Going by that explanation, the ideal time to enjoy a second cup of mud is… sometime in the afternoon. As far as answers go, this is about as unhelpful as trying to caffeinate by smashing a coffee mug over your head. So, what gives?

The Best Time to Drink Coffee in the Afternoon

Well, if you really want to know when to drink your second cup of coffee, you need to look inward. “When you’re talking about the efficiency of a drug, like caffeine or any other organic molecule that one might ingest, its action in a particular body depends on a lot of things, including their weight, height and metabolism — all sorts of stuff,” explains java researcher Christopher Hendon, aka “Dr. Coffee.” “Caffeine — or moreover, just having a hot drink — affects everyone differently.”

Besides how your body reacts to coffee, your own coffee intake and what kind of coffee you drink can make a difference as well. “For example, I drink a lot of coffee on some days,” Hendon says. “On other days, I won’t drink very much at all.

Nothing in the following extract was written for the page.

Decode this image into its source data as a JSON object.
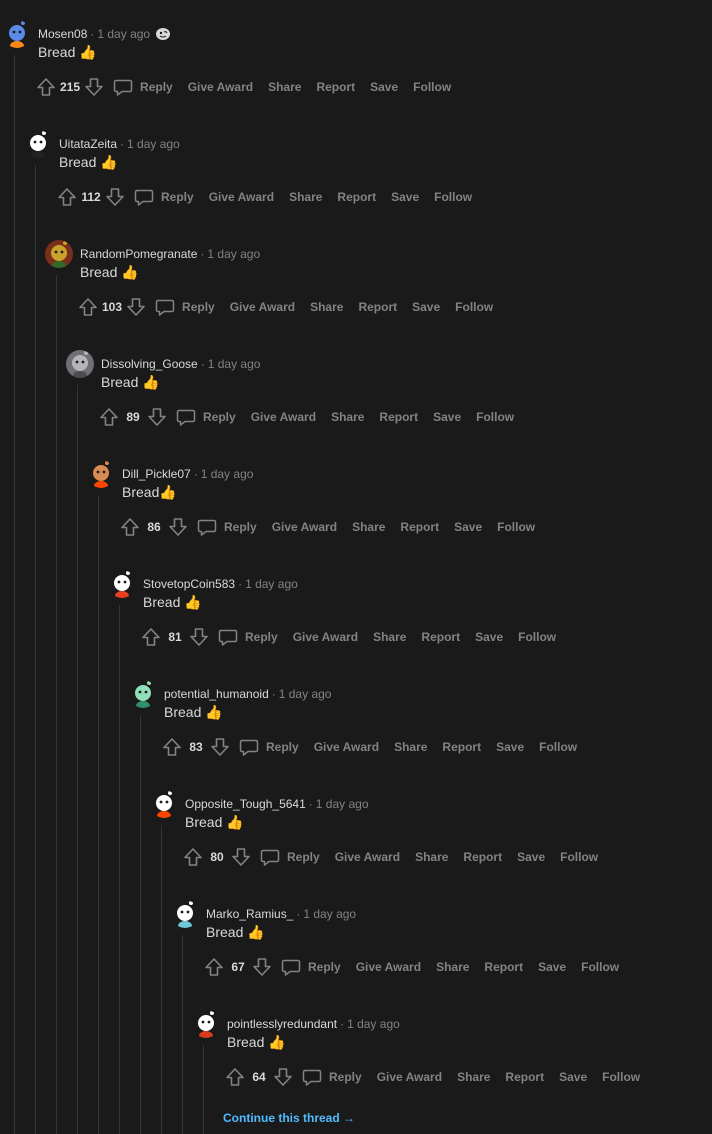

But because I have those days of high caffeine intake, I sort of become desensitized to the whole experience. Cup one or cup two doesn’t make a difference anymore.”

To that end, Hendon notes that filter coffee — the kind most of us brew at home — is a lot more potent than espresso-based drinks you may have grabbed on your commute to work before the pandemic. “There’s a good chance that people have also just increased the amount of coffee and caffeine that they’re consuming during coronavirus,” says Hendon. That, of course, could have all sorts of impacts on your tolerance and the effectiveness of a second cup.

But while knowing when to drink your second cup of coffee is largely a personal journey, Hendon does have one rule of thumb for figuring out when to time your next cup for peak efficiency. “If you’re looking for a stimulant effect, you can get that from caffeine,” he explains. “But what actually gives you energy isn’t the molecule caffeine. That just stimulates your ability to use energy. You can’t just live forever on drinking caffeine over and over again. You need to supplement it with some source of energy — for example, sugar, carbohydrates or something that has a nutritional benefit.” 

Therefore, Hendon says the best time to drink coffee — second, third or fourth cup — is “shortly after having consumed food,” when it can “stimulate the digestion process to gain access to that increase in blood sugar.” Otherwise, he says, “There’s no real pattern. It’s just knowing your own body.”

In other words, you must become one with the coffee, my friend.